= Gabriel Pippet =

Gabriel Pippet (1880 in Solihull – 1962) was a British artist.

As well as being was an artist, he was known as an illustrator and a wood carver. Pippet's work was influenced by Pre-Raphaelites, the Arts and Crafts Movement, and medieval manuscript design. Pippet is buried in Droitwich next to the Church of the Sacred Heart, whose mosaics he designed.

== Work ==
Gabriel Pippet's art and designs decorated several churches and chapels in its various forms. Amongst these are:
- the Oxford Oratory, Oxford, where Pippet's designs decorated Sacred Heart Chapel (before 1907) and the Relic Chapel
- St Mary's Church, Douai Abbey, Berkshire, scenes from the life of St Benedict as recorded in St Gregory's Dialogues (1913)
- The Church of the Sacred Heart and St Catherine of Alexandria, Droitwich, where Pippet designed the images to be depicted in mosaics by Maurice Josey (1922-1934). Pippet also created wood and stone carvings for the church.
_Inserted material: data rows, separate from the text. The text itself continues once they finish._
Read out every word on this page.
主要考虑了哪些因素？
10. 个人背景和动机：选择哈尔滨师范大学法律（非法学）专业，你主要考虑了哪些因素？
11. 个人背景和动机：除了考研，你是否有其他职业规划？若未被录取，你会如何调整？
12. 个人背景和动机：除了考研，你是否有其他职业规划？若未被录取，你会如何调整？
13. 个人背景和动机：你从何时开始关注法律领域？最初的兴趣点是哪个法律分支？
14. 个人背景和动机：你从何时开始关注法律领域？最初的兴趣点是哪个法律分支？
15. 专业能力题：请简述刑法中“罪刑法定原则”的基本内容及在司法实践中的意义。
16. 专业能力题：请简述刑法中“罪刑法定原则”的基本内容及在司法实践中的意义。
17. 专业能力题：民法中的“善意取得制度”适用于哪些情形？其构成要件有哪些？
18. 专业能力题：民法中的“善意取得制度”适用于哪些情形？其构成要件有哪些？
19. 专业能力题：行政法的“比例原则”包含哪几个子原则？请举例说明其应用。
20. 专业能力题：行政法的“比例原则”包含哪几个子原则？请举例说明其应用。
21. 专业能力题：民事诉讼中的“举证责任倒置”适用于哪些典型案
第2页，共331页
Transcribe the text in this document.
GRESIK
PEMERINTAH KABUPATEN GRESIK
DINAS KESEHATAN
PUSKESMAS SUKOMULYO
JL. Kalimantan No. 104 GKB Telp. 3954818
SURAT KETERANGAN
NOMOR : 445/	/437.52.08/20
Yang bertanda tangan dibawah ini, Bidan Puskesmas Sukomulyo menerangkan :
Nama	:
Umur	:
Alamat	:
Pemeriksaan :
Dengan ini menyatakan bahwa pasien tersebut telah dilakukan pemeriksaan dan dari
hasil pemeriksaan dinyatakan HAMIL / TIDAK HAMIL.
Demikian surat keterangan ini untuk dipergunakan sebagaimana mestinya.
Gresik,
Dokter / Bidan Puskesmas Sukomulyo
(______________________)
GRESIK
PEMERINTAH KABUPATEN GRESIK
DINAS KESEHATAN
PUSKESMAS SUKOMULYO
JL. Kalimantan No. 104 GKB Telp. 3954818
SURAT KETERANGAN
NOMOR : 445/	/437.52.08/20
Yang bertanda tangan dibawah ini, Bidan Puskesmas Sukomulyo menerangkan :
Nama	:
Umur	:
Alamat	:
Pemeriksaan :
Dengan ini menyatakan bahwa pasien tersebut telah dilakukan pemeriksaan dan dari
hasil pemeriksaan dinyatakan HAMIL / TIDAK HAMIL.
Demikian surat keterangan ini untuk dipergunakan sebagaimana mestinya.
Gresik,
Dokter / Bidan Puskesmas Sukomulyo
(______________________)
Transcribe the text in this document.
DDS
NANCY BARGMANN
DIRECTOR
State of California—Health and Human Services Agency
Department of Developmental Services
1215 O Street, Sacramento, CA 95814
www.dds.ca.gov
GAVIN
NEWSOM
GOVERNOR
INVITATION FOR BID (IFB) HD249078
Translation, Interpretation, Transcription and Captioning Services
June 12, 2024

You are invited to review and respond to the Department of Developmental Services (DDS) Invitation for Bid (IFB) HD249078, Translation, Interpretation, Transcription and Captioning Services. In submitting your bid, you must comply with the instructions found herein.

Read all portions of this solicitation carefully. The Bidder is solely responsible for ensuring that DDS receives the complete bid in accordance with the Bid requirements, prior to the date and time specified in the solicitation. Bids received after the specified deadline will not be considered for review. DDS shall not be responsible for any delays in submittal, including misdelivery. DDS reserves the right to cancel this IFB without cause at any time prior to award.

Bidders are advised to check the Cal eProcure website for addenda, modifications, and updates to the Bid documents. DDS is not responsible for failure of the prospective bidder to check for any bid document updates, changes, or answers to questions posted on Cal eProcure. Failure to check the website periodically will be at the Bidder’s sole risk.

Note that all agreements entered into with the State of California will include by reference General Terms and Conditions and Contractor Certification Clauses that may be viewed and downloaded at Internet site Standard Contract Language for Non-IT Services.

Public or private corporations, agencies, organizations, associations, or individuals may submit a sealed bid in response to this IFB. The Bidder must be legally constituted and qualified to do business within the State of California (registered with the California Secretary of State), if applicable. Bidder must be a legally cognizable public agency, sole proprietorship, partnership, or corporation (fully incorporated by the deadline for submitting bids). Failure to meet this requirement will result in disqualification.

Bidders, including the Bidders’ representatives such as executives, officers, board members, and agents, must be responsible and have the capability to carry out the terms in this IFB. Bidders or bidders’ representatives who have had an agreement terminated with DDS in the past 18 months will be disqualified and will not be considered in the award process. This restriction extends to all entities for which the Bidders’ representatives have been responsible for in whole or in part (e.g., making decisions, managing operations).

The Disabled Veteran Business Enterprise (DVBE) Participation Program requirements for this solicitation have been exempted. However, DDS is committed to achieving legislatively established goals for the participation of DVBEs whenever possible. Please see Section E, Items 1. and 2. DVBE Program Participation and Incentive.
At one point Pippet lived at Hare Street House the home of Monsignor Robert Hugh Benson, and he and Pippet worked together on wood carving and panelling. Pippet used wood-cuts to illustrate Benson's books.

== Bibliography (Illustrated by Gabriel Pippet) ==
- A Child's Rule of Life by Robert Hugh Benson, digitized by Richard Mammana
- Old Testament Rhymes by Robert Hugh Benson
- Still More Old Rhymes with New Tunes by Richard Runciman Terry
- Traffic and Theatre Rhymes by Guy Boas.
- Fifteen Roses: Being Our Lady's Rosary in Verse by Hamilton Moore.
- The Stations of the Cross by Richard Rolle, 1917.